The company's chief underwriter, Helen Jones, says PSS invests in about 6 out of every 10 cases it analyzes. Yet even after winnowing down the investment opportunities, there is always risk. The case could go to trial in front of an unsympathetic jury, or a plaintiff claiming to be injured could be spotted playing a round of golf.

When settlement checks go out, the lawyers are paid first, the litigation finance company second. If the company is owed more money than the client wins, it's out of luck (though not as out of luck as the client, who ends up with nothing). To avoid this lose-lose situation, PSS tries to advance only up to 10 percent of what it estimates the case is worth. When company officials meet with a client, they use a computer program to project the interest on the cash advance, which accrues rapidly. At the company's office, I was shown a spreadsheet for a hypothetical client who had received $8,500 in monthly cash advances over six months. Less than two years after the first advance, the client owed PSS nearly $14,500—$8,500 in principal and nearly $6,000 more in interest.

PSS PRIDES ITSELF ON DOING EVERYTHING ABOVEBOARD, and the PSS clients I spoke with confirmed that the company is upfront about the interest rates it charges and what that means in real dollars.
Author Brook tells a horror story about a lawyer whose plaintiff client refused his advice to accept an offered settlement of $1 million because she calculated that after she paid off her lawyer and the loan company, she would have nothing left herself. She insisted on $1.2, took the case to trial and lost everything. Of course, she did not explain her reasoning until afterwards. This is a risk I had not even considered until I read that article!

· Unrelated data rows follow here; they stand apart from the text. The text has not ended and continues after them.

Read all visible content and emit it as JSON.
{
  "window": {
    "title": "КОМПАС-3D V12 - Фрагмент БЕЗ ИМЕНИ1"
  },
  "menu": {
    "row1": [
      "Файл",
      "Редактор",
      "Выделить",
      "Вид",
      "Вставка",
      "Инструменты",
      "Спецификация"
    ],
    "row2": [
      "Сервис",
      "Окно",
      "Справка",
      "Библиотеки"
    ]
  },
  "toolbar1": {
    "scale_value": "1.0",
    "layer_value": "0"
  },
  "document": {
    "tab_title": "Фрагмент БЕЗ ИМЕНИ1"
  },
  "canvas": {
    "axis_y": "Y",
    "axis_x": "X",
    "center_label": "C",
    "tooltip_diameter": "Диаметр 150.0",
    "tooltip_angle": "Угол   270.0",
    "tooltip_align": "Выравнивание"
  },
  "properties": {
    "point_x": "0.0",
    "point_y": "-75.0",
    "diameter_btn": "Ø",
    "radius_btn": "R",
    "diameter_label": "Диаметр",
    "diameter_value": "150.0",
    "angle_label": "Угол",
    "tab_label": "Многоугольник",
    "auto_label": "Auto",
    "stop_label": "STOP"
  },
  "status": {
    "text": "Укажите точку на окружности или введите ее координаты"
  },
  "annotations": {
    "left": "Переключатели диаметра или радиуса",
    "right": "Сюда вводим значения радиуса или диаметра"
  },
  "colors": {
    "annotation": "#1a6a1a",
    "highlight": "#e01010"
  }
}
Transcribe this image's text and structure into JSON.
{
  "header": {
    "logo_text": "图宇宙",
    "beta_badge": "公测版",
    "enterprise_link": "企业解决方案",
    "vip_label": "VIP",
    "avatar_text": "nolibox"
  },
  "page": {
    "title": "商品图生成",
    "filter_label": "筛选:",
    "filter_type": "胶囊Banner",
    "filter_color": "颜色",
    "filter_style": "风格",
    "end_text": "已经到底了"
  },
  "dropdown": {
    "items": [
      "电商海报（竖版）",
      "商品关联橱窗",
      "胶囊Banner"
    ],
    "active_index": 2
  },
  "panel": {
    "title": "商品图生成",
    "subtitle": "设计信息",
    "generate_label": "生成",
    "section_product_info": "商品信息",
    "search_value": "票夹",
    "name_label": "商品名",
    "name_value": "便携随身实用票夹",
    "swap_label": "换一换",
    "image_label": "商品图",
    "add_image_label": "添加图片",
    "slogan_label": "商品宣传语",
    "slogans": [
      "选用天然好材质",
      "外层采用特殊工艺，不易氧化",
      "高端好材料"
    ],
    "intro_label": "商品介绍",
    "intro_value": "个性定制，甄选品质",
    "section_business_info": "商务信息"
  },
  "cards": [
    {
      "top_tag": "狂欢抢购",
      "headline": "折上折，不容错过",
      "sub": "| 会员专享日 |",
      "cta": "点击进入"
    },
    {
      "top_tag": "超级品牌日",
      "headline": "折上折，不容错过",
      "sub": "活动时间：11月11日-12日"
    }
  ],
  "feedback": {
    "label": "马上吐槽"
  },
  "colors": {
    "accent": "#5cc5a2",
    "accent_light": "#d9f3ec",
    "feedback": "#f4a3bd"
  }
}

The scales of justice, in the case, are a nice metaphor for the balancing of benefits and risks in this new development.

1 comment:

Marie S. Newman said...

I first heard about this trend from a faculty candidate who discussed it during a job talk last fall. Frankly, my first reaction was horror. But when I thought the concept through, I realized it could provide access to the courts for people who might not otherwise have access. Sure, there are a number of downsides, but there are opportunities as well. Thanks for a very thorough post on the subject, Betsy.